Parking to open Taipei Golden Horse film festival

source: http://www.screendaily.com/ScreenDailyArti...1&Category=
Stephen Cremin in Taipei
25 Sep 2008 04:41

The Taipei Golden Horse Film Festival is stepping outside the art house for its 30th edition.

Taiwan's main film festival will introduce crowd pleasers alongside award-winning art house titles from the Berlin, Cannes and Venice film festivals under new programming director Patrick Jia, formerly a senior marketing publicist at the Taipei branch of 20th Century Fox.

The event opens on November 6 with Chung Meng-hung's local black comedy Parking, which premiered at Cannes, and closes on November 21 with Cédric Klapisch's Paris and another Taiwan film, Yang Li-chou's documentary Beyond The Arctic.

The festival includes major tributes to Japanese director Kon Ichikawa, Russian animator Aleksandr Petrov and French filmmaker Jean-Pierre Melville. The latter includes the world premiere of Olivier Bohler's documentary Code Name: Melville.

Documentaries are one of the highlights of the festival with screenings of Martin Scorsese's Shine A Light, James Marsh's Man On Wire and Alex Gibney's Taxi To The Dark Side about human rights abuses under the Bush administration.

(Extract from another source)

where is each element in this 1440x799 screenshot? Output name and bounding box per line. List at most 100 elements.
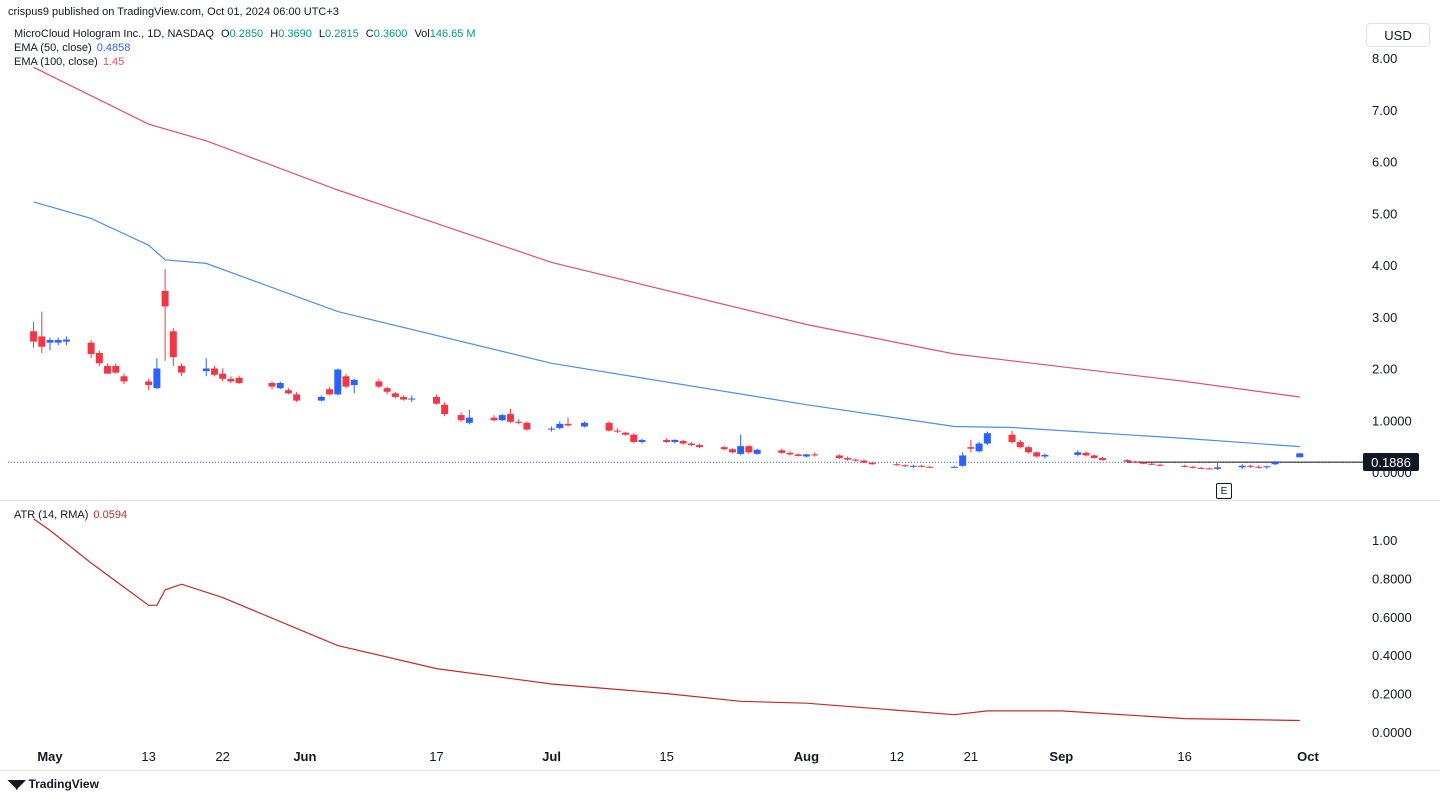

For the second year in a row, the festival has a special focus on south-east Asian cinema. This year's section opens with a red carpet screening of Nonzee Nimibutr's epic Queens Of Langkasuka to be attended by the director and leading actor Ananda Everingham.

Other stars in attendance include Taiwan's Kelly Lin for a gala screening of Johnnie To's Sparrow , Japan's Yasuko Matsuyuki for the international premiere of Jiro Shono's Time Lost, Time Found and Hollywood-based Michelle Krusiec for Asif Kapadia's Far North.

While the festival embraces Hollywood cinema, Jia stresses that the lineup is not studio-centric. He argues that the ordinary characters in American independent cinema have a strong appeal to Taiwan audiences, noting the local success of Jason Reitman's Juno.

The festival also hosts a special anniversary screening of 2001: A Space Odyssey. Stanley Kubrick's epic was released in a single theatre in Taipei in 1969 and local audiences have had no opportunity to see the film on the big screen in the intervening decades.

The 45th edition of the affiliated Golden Horse Film Awards will be held in the city of Taichung on December 6. The nominations for the prestigious annual awards for Chinese-language cinema will be announced on October 30.